Photo by Paul Hennessy/NurPhoto via Getty Images
Photo by Paul Hennessy/NurPhoto via Getty Images

Over the past couple of months, we’ve watched as a pandemic has taken over the country while the Trump administration continues to ignore the advice of public health experts. Every day we learn more about the virus, the toll it’s taking on communities and the associated economic fallout. While all people are at risk, we now know that people of color, particularly Black people, are bearing the brunt of the effects of COVID-19. Black workers are overrepresented as essential workers, have a prevalence of underlying health conditions and are more likely to receive unequal treatment in the health care system.

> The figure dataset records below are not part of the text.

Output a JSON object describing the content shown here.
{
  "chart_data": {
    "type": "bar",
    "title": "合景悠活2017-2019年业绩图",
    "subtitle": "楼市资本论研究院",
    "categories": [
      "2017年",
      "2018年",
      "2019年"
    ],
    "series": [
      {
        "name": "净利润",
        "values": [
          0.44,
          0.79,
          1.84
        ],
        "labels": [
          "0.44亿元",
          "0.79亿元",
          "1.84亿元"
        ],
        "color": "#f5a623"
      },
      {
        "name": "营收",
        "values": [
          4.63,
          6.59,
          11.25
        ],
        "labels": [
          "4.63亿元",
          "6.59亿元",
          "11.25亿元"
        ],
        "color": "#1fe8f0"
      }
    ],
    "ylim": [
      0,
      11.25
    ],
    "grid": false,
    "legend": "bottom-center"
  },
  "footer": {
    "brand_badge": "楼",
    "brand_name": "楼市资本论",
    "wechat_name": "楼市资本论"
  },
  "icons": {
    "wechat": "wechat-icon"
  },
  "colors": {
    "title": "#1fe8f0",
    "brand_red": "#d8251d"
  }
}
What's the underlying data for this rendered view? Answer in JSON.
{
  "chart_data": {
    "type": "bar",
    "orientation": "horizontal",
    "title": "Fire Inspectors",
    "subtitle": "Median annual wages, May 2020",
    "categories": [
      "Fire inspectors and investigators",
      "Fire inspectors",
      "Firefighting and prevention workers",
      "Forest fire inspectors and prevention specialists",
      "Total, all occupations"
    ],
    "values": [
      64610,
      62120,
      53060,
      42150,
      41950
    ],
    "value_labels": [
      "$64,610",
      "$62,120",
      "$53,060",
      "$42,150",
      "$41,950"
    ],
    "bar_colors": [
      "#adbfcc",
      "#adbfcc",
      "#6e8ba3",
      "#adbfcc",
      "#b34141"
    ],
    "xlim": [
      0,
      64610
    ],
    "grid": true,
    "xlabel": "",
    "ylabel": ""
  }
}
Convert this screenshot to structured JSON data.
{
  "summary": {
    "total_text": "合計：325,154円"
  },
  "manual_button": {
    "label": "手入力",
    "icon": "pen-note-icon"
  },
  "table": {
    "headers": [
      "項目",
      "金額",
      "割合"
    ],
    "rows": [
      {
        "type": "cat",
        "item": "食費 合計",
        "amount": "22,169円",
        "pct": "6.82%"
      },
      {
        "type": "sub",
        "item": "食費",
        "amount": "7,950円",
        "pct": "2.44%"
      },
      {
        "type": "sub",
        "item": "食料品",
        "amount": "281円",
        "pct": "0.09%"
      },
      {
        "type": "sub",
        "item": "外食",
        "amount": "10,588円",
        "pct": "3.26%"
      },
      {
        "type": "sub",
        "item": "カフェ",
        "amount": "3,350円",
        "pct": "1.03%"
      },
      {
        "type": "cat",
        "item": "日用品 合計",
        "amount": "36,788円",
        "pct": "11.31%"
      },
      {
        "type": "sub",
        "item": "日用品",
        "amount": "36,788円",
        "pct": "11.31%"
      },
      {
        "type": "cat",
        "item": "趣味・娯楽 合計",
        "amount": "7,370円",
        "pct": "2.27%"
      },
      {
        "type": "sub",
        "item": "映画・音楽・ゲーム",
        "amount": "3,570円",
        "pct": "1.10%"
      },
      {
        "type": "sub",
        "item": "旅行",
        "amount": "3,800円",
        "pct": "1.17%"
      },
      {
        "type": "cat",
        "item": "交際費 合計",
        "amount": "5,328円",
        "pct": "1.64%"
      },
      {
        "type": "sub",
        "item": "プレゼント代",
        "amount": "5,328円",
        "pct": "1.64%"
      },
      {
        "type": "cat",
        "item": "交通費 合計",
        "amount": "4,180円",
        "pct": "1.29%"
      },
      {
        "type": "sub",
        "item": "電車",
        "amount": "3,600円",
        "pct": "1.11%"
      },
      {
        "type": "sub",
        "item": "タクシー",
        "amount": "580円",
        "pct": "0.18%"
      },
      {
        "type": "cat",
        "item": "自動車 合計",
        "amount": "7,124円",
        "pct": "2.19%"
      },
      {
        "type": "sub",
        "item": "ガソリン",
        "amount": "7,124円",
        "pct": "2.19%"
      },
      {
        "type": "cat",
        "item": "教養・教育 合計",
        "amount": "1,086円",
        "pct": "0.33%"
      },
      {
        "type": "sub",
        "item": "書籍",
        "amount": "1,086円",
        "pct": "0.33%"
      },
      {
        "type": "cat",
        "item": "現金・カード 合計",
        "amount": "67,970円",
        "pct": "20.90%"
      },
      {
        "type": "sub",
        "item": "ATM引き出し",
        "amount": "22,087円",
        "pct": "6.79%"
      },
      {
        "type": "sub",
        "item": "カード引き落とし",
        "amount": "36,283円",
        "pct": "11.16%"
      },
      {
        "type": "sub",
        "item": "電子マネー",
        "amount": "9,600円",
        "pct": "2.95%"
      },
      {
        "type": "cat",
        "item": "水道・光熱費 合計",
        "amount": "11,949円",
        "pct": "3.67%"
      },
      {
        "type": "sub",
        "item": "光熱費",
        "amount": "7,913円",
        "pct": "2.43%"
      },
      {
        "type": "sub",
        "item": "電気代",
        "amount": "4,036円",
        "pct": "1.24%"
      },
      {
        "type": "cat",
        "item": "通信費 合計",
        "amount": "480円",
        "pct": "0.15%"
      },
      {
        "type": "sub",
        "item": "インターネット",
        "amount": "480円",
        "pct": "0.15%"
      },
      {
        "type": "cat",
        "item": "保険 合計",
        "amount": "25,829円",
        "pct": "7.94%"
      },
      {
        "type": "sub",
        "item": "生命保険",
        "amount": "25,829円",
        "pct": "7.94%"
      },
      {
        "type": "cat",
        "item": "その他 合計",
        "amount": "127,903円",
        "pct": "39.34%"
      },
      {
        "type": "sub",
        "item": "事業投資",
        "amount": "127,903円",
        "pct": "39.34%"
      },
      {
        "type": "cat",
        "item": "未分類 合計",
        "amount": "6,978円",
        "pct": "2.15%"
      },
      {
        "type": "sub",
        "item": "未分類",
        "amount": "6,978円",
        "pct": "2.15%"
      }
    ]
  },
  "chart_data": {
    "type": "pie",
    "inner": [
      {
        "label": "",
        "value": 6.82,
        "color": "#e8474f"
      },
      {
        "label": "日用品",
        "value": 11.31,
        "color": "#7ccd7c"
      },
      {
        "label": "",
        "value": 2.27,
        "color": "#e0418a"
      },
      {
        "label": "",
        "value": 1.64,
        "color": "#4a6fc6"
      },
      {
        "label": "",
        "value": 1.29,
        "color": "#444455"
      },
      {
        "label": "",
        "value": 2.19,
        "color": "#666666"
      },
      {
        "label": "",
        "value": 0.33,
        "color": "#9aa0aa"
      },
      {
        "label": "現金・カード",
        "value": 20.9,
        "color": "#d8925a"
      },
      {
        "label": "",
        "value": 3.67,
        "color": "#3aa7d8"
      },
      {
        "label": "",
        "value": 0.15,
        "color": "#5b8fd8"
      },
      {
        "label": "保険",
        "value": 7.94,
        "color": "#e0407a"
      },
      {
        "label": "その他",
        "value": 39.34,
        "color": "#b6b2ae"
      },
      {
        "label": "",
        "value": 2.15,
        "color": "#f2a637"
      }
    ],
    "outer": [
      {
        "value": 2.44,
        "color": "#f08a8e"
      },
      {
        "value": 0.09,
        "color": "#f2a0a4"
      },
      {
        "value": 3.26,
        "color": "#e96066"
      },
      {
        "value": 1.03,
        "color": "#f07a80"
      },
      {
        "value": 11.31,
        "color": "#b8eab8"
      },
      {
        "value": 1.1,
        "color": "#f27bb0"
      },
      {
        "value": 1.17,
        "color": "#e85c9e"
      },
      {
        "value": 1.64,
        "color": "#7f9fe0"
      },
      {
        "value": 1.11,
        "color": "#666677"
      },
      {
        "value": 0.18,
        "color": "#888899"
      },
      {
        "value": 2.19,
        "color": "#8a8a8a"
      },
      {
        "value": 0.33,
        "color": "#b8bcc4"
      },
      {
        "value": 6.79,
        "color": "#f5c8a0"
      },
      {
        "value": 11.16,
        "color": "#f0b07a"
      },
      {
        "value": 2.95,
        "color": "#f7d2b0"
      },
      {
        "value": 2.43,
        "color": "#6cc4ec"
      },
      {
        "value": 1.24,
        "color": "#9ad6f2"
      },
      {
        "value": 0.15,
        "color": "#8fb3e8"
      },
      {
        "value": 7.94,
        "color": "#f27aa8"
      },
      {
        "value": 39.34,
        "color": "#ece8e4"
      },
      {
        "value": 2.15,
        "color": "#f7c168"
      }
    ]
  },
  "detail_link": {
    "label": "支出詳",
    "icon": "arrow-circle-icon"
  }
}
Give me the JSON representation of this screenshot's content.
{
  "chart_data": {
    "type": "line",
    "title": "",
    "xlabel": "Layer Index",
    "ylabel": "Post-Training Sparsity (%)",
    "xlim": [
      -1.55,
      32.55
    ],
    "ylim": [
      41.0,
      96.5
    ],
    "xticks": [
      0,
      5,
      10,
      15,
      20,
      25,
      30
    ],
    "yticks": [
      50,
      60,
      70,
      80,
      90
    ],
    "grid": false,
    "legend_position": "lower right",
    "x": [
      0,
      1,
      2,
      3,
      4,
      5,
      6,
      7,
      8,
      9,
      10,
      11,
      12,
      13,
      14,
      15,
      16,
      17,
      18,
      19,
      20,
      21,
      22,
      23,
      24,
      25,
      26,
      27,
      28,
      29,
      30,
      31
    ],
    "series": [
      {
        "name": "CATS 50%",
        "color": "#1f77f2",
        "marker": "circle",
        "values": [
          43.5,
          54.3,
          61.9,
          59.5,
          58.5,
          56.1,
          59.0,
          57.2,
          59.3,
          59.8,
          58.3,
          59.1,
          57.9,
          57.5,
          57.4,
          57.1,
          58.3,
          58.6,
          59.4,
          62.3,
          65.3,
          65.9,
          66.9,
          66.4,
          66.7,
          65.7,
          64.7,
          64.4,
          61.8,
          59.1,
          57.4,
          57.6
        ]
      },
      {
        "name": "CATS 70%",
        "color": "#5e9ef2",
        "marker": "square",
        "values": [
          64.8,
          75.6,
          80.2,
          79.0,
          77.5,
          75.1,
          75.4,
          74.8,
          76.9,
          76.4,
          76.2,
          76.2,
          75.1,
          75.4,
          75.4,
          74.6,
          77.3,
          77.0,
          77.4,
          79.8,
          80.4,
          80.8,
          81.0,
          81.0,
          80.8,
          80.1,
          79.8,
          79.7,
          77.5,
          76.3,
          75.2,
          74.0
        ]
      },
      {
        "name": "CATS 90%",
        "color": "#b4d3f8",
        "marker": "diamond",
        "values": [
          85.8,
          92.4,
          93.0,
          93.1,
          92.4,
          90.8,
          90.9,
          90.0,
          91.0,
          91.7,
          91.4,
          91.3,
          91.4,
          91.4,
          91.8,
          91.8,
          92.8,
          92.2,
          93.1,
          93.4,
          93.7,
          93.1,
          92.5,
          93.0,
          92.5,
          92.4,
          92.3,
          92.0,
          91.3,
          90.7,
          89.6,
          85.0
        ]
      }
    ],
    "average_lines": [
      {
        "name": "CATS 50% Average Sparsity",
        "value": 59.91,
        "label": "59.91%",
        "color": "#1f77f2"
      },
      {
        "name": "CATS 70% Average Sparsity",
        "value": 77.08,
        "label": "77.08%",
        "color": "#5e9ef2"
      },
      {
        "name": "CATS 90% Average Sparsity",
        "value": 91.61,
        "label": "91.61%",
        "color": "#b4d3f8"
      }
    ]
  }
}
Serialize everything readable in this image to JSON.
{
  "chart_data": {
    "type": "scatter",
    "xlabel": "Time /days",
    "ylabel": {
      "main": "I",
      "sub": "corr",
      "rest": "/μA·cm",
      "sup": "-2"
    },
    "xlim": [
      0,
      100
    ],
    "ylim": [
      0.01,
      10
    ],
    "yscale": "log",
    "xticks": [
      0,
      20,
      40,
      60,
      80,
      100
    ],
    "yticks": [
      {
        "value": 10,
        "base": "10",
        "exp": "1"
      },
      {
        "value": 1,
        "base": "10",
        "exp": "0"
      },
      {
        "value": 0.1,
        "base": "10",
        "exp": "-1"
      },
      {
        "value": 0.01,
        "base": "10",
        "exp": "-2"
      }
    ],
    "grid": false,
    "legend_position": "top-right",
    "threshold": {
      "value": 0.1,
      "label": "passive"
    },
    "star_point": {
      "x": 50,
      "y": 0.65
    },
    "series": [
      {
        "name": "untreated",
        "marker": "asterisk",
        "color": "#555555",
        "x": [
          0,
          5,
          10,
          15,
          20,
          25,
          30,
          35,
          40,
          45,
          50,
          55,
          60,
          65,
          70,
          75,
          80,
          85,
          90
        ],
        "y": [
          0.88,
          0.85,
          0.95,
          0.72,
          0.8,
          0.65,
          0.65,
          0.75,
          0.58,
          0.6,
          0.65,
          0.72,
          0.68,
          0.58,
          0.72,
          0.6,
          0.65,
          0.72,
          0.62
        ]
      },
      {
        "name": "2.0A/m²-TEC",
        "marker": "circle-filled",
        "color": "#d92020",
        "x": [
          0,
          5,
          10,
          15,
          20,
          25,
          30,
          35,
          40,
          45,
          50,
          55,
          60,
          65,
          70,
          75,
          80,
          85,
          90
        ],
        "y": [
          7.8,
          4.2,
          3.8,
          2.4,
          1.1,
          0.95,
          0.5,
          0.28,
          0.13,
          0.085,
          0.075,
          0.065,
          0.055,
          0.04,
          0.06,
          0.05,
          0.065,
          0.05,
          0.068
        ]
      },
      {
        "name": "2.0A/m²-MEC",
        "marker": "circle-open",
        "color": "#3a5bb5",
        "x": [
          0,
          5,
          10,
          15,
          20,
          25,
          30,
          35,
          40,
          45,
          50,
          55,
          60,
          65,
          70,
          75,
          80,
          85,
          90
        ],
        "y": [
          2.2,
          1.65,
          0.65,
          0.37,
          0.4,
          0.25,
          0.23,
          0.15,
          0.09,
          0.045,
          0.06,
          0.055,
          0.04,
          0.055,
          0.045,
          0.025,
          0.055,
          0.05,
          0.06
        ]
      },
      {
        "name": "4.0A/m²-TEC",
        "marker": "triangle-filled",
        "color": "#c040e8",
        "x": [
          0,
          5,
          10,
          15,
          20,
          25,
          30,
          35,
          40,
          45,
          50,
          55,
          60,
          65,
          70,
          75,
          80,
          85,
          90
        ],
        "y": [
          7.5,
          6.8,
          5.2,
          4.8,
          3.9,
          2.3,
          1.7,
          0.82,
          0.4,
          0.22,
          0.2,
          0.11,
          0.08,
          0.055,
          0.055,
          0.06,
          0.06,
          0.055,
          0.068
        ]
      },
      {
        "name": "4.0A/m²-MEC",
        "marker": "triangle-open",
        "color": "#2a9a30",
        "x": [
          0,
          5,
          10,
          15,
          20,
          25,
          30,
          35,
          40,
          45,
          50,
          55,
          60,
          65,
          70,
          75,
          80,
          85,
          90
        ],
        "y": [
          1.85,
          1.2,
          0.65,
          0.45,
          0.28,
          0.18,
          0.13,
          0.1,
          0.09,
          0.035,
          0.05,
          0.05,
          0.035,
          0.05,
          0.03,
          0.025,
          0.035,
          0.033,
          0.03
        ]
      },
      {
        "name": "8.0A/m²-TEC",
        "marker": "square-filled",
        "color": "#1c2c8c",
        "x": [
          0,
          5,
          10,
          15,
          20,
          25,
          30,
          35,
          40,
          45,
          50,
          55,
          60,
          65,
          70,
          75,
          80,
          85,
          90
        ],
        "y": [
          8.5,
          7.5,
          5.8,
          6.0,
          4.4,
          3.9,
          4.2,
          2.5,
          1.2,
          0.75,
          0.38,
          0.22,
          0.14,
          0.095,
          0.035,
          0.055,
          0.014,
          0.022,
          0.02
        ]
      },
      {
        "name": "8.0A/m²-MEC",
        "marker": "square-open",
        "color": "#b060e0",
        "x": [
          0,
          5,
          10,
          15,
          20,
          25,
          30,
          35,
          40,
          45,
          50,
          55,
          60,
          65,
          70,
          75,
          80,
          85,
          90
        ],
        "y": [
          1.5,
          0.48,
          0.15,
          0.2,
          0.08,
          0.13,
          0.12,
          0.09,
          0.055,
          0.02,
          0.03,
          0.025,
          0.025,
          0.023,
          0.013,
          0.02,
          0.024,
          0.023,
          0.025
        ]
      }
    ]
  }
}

Recent data show that Black people account for one third of COVID-19 hospitalizations while making up only 13 percent of the U.S. population.

This is no coincidence, but the result of decades of discriminatory policies and practices that have resulted in persistent racial and economic disparities. Still, some have suggested that the individual choices of Black people are what makes them vulnerable to the effects of COVID-19. As Keeanga-Yamahtta Taylor explained in The New Yorker, “Racializing poverty helps to distract from the systemic factors at the foundation of both racial and economic inequality. Instead, there is an overabundance of attention placed on the diagnosis and repair of supposedly damaged African-Americans.”